# Import dependencies

In [None]:
import numpy as np

# Getting data
Get dataset

In [None]:
# Set file path
path_to_dataset = 'https://archive.ics.uci.edu/ml/machine-learning-databases/iris/iris.data'

# Load data from a text file, with missing values handled as specified.
data_set = np.genfromtxt(
    path_to_dataset,
    dtype='float',
    delimiter=',',
)

In [None]:
print(f"Size: {data_set.size}; shape: {data_set.shape}; dtype: {data_set.dtype}")

# Tasks
Find target column in dataset

In [None]:
# Get target column as one which doesn't have numerical values
target_columns = np.any(
    np.isnan(data_set),
    axis=0,
)

# Get index for target column
target_index = np.where(target_columns == True)

Get feature set from dataset

In [None]:
# Drop target column to get feature dataset
if target_index:
  feature_set = np.delete(
      arr=data_set,
      obj=target_index,
      axis=1,
  )
else:
  feature_set = data_set

Check if feature set has type np.ndarray

In [None]:
if type(feature_set) != np.ndarray:
  raise Exception("Error: feature set hasn't type np.ndarray")
else:
  print("Featureset has type np.ndarray")

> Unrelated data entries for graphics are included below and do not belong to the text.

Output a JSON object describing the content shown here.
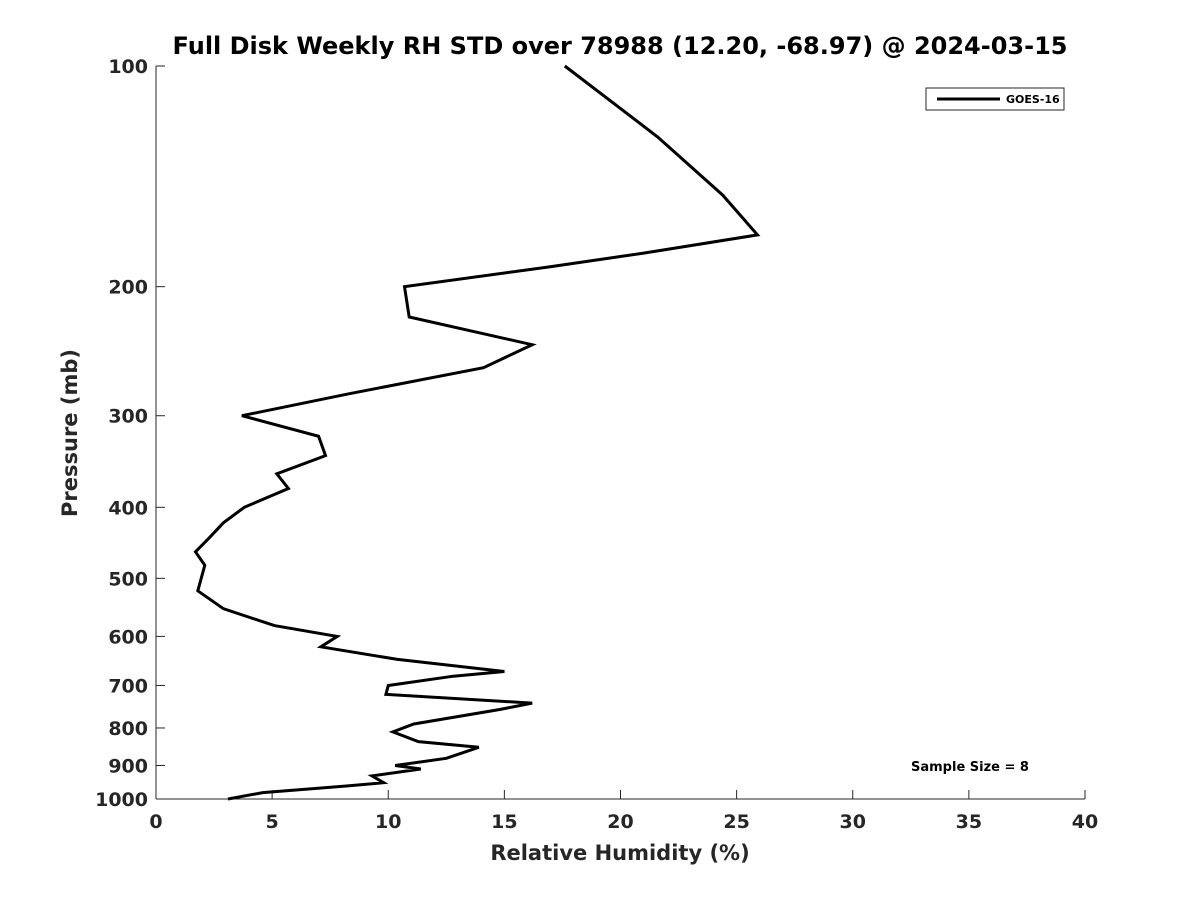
{
  "chart_data": {
    "type": "line",
    "title": "Full Disk Weekly RH STD over 78988 (12.20, -68.97) @ 2024-03-15",
    "xlabel": "Relative Humidity (%)",
    "ylabel": "Pressure (mb)",
    "xlim": [
      0,
      40
    ],
    "ylim": [
      1000,
      100
    ],
    "yscale": "log",
    "y_reversed": true,
    "xticks": [
      0,
      5,
      10,
      15,
      20,
      25,
      30,
      35,
      40
    ],
    "yticks": [
      100,
      200,
      300,
      400,
      500,
      600,
      700,
      800,
      900,
      1000
    ],
    "grid": false,
    "legend_position": "top-right",
    "series": [
      {
        "name": "GOES-16",
        "color": "#000000",
        "points": [
          [
            17.6,
            100
          ],
          [
            21.6,
            125
          ],
          [
            24.4,
            150
          ],
          [
            25.9,
            170
          ],
          [
            21.0,
            180
          ],
          [
            16.9,
            188
          ],
          [
            10.7,
            200
          ],
          [
            10.9,
            220
          ],
          [
            16.2,
            240
          ],
          [
            14.1,
            258
          ],
          [
            8.3,
            280
          ],
          [
            3.7,
            300
          ],
          [
            7.0,
            320
          ],
          [
            7.3,
            340
          ],
          [
            5.2,
            360
          ],
          [
            5.7,
            377
          ],
          [
            3.8,
            400
          ],
          [
            2.9,
            420
          ],
          [
            2.3,
            440
          ],
          [
            1.7,
            460
          ],
          [
            2.1,
            480
          ],
          [
            1.8,
            520
          ],
          [
            2.9,
            550
          ],
          [
            5.1,
            580
          ],
          [
            7.8,
            600
          ],
          [
            7.1,
            620
          ],
          [
            10.4,
            645
          ],
          [
            15.0,
            670
          ],
          [
            12.8,
            680
          ],
          [
            10.0,
            700
          ],
          [
            9.9,
            720
          ],
          [
            16.2,
            740
          ],
          [
            14.8,
            755
          ],
          [
            11.1,
            790
          ],
          [
            10.2,
            810
          ],
          [
            11.3,
            835
          ],
          [
            13.9,
            850
          ],
          [
            12.5,
            880
          ],
          [
            10.3,
            900
          ],
          [
            11.4,
            910
          ],
          [
            9.3,
            930
          ],
          [
            9.8,
            950
          ],
          [
            8.2,
            960
          ],
          [
            4.6,
            980
          ],
          [
            3.1,
            1000
          ]
        ]
      }
    ],
    "annotations": [
      "Sample Size = 8"
    ]
  }
}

Get mean value for the 1st column

In [None]:
mean_for_first_column = np.mean(
    a=feature_set[:, 0],
)

f"Mean value for the 1st column is {mean_for_first_column:.2f}"

Get median value for the 1st column

In [None]:
median_for_first_column = np.median(
    a=feature_set[:, 0],
)

f"Median value for the 1st column is {median_for_first_column:.2f}"

Get standard deviation for the 1st column

In [None]:
stdev_for_first_column = np.std(
    a=feature_set[:, 0],
)

f"Standard deviation for the 1st column is {stdev_for_first_column:.2f}"

Substitute 20 NaNs to random positions in set with no repetitions

In [None]:
nan_amount = 20
random_positions = set()
updated_feature_set = np.copy(feature_set)

rows, cols = feature_set.shape

# Get random positions
while True:
  random_row = np.random.choice(rows)
  random_col = np.random.choice(cols)

  random_positions.add((random_row, random_col))
  if len(random_positions) == 20:
    break

# Update items in dataset with nan in defined random positions
for item in random_positions:
    updated_feature_set[item[0], item[1]] = np.nan

# Get number of nans in updated feature_set
number_of_nans = len(
    np.where(np.isnan(updated_feature_set))[0]
)
print(f"{number_of_nans} items in feature_set substituted by NaN")

Get positions of NaNs in 1st column

In [None]:
nan_positions = np.where(np.isnan(updated_feature_set[:, 0]))

print("Positions of nan in 1st column are:\n")

for item in nan_positions[0]:
  print(item)

Filter updated featureset by condition

In [None]:
# Set condition to filter dataset
condition = (updated_feature_set[:, 2] > 1.5) & (updated_feature_set[:, 0] < 5.0)

# Filter dataset
filtered_feature_set = updated_feature_set[condition]

filtered_feature_set

Change all NaNs to 0 in updated dataset

In [None]:
# Substitute nans by 0
np.nan_to_num(
    x=updated_feature_set,
    nan=0,
    copy=False
)

Count unique items and return them with their counts

In [None]:
# Get unique items and their counts
unique_items = np.unique(
    ar=updated_feature_set,
    return_counts='True',
)

# Count unique items
number_of_unique = len(unique_items[0])

print(f"Number of unique items is {number_of_unique}\n")

# Return unique items with their count
for item, count in zip(unique_items[0], unique_items[1]):
  print(f"Item {item} appears {count} times")

Split array to 2 parts vertically

In [None]:
num_splits = 2

# Split the array vertically along axis 0
first_subarray, second_subarray = np.array_split(
    ary=updated_feature_set,
    indices_or_sections=num_splits,
    axis=0
)

print(f"First subarray is of shape: {first_subarray.shape}\nSecond subarray is of shape: {second_subarray.shape}")

Sort sub-arrays

In [None]:
# Set axis to sort along with
axis_to_sort = 0

# Sort first sub-array in ascending order
sorted_first_part = np.sort(
    a=first_subarray,
    axis=axis_to_sort,
)

# Sort first sub-array in descending order
sorted_second_part = np.sort(
    a=second_subarray,
    axis=axis_to_sort
)[::-1]

Concatenate sub-arrays

In [None]:
concatenated_array = np.concatenate(
    (sorted_first_part, sorted_second_part),
    axis=axis_to_sort,
)

concatenated_array.shape

Get most common item

In [None]:
# Get unique items
unique_elements, counts = np.unique(
    ar=concatenated_array,
    return_counts=True,
)

# Get index of element with maximum count
max_count_index = np.argmax(counts)

# Get the element with the maximum count
item_with_max_count = unique_elements[max_count_index]

item_with_max_count

Set function to multiply items of defined column conditionally

In [None]:
# Get array and process elements in defined column
def process_array(processed_array, processed_column):
    mean_value = np.mean(a=processed_array[:, processed_column])
    
    print(f" Mean value: {mean_value:.2f}")

    processed_array[:, processed_column] = np.where(
        processed_array[:, processed_column] < mean_value,
        processed_array[:, processed_column] / 2,
        processed_array[:, processed_column] / 4
    )

    return processed_array

Process 3rd column of array

In [None]:
processed_array = process_array(concatenated_array, 2)

processed_array